This week, Ira Sternberg spoke with Dee Dee Bridgewater.
Grammy and Tony Award-winner Dee Dee Bridgewater is performing at Aliante Casino and Hotel January 12.
In this 30-minute episode of Talk About Las Vegas, Bridgewater talks about her life in music; how she never made any career decisions because her life just happened; touring as a financial reality if you are a jazz artist; emotion in jazz; why music can unite; and the influence of her father, getting her involved in music as a child when she expressed interest; and why she doesn’t do anything if it doesn’t bring her joy.

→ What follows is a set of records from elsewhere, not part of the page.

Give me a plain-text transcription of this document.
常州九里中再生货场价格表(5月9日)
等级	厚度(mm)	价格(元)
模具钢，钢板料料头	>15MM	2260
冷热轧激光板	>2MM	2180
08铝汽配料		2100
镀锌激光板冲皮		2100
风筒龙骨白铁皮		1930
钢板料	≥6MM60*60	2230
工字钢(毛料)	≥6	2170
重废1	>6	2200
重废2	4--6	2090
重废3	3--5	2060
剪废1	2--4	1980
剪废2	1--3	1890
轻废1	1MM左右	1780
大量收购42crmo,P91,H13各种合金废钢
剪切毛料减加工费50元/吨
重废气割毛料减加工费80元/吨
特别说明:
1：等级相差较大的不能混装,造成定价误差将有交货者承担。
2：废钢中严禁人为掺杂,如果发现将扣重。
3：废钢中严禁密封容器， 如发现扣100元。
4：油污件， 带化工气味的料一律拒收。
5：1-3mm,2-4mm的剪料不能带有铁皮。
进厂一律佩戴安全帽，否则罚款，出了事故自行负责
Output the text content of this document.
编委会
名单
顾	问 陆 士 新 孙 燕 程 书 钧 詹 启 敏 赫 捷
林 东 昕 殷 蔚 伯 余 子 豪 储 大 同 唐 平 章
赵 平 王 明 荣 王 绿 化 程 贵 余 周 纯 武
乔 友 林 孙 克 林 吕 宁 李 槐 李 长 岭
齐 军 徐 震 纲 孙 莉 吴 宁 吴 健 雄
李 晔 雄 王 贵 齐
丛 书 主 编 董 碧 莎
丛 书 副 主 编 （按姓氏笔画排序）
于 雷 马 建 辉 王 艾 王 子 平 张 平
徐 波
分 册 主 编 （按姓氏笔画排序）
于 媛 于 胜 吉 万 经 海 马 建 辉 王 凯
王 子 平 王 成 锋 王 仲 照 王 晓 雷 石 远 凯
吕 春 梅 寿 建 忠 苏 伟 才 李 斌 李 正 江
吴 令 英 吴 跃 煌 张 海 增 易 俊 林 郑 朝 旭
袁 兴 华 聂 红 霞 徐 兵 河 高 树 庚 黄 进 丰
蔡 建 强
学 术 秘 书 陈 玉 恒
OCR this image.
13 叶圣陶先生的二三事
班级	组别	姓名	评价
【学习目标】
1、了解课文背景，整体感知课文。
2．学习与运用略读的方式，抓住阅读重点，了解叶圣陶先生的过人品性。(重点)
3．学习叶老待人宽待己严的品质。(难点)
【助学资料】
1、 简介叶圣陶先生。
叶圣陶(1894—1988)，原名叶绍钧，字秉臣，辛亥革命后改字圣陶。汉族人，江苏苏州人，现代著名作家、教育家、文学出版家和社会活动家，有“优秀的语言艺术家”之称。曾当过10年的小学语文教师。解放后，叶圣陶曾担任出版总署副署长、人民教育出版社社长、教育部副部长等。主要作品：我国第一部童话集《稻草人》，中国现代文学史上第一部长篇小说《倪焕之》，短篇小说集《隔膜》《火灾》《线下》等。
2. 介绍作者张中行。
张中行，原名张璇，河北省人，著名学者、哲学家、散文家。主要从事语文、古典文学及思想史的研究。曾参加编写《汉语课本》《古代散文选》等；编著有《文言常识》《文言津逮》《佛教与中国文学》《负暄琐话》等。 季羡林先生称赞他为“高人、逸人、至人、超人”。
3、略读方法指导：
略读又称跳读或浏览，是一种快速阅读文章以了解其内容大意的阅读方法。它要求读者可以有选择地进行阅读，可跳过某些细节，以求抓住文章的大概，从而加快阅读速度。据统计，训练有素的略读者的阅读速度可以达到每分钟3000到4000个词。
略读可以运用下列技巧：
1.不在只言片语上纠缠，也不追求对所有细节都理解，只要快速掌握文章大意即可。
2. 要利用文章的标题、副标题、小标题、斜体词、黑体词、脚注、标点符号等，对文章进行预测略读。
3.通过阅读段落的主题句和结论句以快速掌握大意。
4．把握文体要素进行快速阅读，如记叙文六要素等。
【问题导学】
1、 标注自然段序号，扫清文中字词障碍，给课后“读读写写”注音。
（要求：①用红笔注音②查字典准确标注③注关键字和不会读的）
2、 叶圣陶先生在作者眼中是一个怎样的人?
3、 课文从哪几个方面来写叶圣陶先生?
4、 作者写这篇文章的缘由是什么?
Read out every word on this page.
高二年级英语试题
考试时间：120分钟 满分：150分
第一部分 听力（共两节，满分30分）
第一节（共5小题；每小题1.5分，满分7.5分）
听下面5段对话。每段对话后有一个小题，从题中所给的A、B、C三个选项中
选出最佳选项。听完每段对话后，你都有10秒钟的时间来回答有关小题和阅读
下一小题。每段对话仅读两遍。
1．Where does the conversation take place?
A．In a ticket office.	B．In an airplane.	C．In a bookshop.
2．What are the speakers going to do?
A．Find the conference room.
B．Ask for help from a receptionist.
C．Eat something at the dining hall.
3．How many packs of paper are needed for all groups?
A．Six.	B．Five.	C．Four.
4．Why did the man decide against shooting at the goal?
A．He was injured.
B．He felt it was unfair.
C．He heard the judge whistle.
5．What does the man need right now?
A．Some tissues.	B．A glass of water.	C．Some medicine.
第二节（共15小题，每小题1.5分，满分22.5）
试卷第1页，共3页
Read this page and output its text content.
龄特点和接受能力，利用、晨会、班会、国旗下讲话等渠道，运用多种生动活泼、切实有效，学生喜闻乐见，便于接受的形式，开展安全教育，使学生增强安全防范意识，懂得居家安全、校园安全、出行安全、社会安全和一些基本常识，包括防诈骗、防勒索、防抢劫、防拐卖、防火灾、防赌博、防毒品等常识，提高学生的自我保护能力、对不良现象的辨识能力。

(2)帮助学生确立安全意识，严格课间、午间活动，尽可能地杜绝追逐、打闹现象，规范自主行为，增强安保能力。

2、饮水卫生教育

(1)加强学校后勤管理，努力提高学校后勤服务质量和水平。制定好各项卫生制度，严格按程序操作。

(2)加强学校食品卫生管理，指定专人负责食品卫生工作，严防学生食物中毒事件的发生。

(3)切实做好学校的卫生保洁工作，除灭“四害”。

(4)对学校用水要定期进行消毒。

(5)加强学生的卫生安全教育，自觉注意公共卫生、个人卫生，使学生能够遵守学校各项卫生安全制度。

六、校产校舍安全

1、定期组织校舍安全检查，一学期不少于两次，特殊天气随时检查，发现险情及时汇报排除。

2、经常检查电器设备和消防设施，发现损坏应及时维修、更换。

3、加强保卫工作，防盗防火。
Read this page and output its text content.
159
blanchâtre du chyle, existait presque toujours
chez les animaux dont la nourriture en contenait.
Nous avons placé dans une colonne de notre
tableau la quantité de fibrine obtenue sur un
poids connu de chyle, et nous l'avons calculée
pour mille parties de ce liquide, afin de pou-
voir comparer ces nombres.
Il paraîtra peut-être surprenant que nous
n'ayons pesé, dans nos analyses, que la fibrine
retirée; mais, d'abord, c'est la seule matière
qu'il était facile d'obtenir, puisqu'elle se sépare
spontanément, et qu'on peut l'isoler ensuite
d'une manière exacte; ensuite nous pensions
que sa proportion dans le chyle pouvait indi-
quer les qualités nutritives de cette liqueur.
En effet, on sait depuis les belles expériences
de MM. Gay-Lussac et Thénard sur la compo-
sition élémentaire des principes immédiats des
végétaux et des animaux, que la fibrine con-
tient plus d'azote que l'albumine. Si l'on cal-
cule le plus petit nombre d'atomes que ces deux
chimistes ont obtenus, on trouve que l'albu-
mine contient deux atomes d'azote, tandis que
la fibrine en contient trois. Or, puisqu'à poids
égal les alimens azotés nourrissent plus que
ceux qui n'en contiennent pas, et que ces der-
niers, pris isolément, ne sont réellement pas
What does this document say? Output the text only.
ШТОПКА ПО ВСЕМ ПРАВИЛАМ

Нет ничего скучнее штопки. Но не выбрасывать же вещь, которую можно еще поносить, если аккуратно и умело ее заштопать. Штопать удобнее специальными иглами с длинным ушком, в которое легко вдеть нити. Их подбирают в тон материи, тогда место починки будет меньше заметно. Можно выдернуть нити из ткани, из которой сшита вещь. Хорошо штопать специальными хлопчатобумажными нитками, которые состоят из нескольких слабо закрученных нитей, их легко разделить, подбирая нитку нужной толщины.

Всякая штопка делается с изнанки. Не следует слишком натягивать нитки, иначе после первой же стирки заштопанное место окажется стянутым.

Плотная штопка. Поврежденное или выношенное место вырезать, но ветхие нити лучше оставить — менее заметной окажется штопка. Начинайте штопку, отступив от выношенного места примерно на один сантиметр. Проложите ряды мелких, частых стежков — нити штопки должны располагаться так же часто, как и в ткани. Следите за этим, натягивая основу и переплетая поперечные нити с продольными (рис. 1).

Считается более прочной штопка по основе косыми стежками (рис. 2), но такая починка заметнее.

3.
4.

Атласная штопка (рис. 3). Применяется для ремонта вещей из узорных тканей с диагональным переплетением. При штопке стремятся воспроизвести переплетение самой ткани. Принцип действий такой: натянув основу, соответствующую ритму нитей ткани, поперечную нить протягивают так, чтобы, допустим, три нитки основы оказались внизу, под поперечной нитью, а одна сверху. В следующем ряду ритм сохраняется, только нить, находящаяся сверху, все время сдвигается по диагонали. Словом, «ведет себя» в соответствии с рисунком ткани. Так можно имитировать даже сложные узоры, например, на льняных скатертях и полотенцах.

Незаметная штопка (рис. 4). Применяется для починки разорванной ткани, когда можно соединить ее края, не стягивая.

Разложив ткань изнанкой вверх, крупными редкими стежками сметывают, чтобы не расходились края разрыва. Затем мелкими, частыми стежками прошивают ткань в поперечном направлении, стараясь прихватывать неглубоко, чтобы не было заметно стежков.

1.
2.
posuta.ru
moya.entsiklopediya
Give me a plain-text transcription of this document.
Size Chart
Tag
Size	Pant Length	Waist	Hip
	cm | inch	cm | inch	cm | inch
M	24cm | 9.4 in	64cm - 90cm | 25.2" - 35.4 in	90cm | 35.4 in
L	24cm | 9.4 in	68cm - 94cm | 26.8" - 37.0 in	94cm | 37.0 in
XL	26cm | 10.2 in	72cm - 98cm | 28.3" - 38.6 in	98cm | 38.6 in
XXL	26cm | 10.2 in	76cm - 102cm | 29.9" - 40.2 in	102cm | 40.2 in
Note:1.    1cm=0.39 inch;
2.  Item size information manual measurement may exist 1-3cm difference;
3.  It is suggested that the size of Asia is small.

Bridgewater’s career has always bridged musical genres. She earned her first professional experience as a member of the legendary Thad Jones/Mel Louis Big Band, and throughout the 70’s she performed with such jazz notables as Max Roach, Sonny Rollins, Dexter Gordon and Dizzy Gillespie. After a foray into the pop world during the 1980s, she relocated to Paris and began to turn her attention back to Jazz.
Bridgewater also pursued a parallel career in musical theater, winning a Tony Award for her role as “Glinda” in The Wiz in 1975. Having completed a run as the lead role of Billie Holiday in the off-Broadway production of Lady Day, her other theatrical credits include Sophisticated Ladies, Black Ballad, Carmen, Cabaret and the Off-Broadway and West End Productions of Lady Day, for which Bridgewater received the British Laurence Olivier Nomination for Best Actress in a Musical.
She was the recipient of an NEA Jazz Masters Fellows Award with honors bestowed at the Kennedy Center in Washington, D.C.